Birthcare Healthcare, University of Utah's College of Nursing, Salt Lake City, Utah.
Swedish Medical Center, Kaiser Permanente Washington Midwives, Seattle University, Seattle, Washington.
J Midwifery Womens Health. 2020 May;65(3):387-394. doi: 10.1111/jmwh.13118. Epub 2020 Jun 3.

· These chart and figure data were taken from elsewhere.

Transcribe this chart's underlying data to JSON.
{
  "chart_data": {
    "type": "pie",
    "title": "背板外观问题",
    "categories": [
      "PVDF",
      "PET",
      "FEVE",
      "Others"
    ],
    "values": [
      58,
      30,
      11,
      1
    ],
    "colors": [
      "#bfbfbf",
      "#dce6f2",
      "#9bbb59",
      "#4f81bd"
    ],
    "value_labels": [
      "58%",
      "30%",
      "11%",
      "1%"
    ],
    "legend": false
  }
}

Persistent fetal occiput posterior (OP) position is a topic of interest with implications for intrapartum management. Although studies report a low incidence of persistent OP position, anecdotal evidence suggests an increase in prevalence given changes in maternal demographics. Clinicians are often familiar with interventions such as position changes and the use of props and a rebozo to address persistent OP position in early labor; however, midwives remain uncomfortable with the techniques of digital and manual rotation. This article reviews current evidence and recommendations for the management of persistent OP position in the second stage of labor. Further research is needed to guide clinicians on the optimal timing and techniques for digital and manual rotation.
持续性枕后位(OP)是分娩管理中一个备受关注的话题。尽管研究报告称持续性枕后位的发生率较低,但鉴于产妇人口统计学的变化,一些传闻证据表明其流行度有所增加。临床医生通常熟悉在产程早期通过改变体位、使用道具和 rebozo 等方法来解决持续性枕后位的问题;然而,助产士对于数字化和手动旋转技术仍然感到不舒服。本文回顾了第二产程中持续性枕后位的管理的现有证据和建议。需要进一步的研究来指导临床医生确定数字化和手动旋转的最佳时机和技术。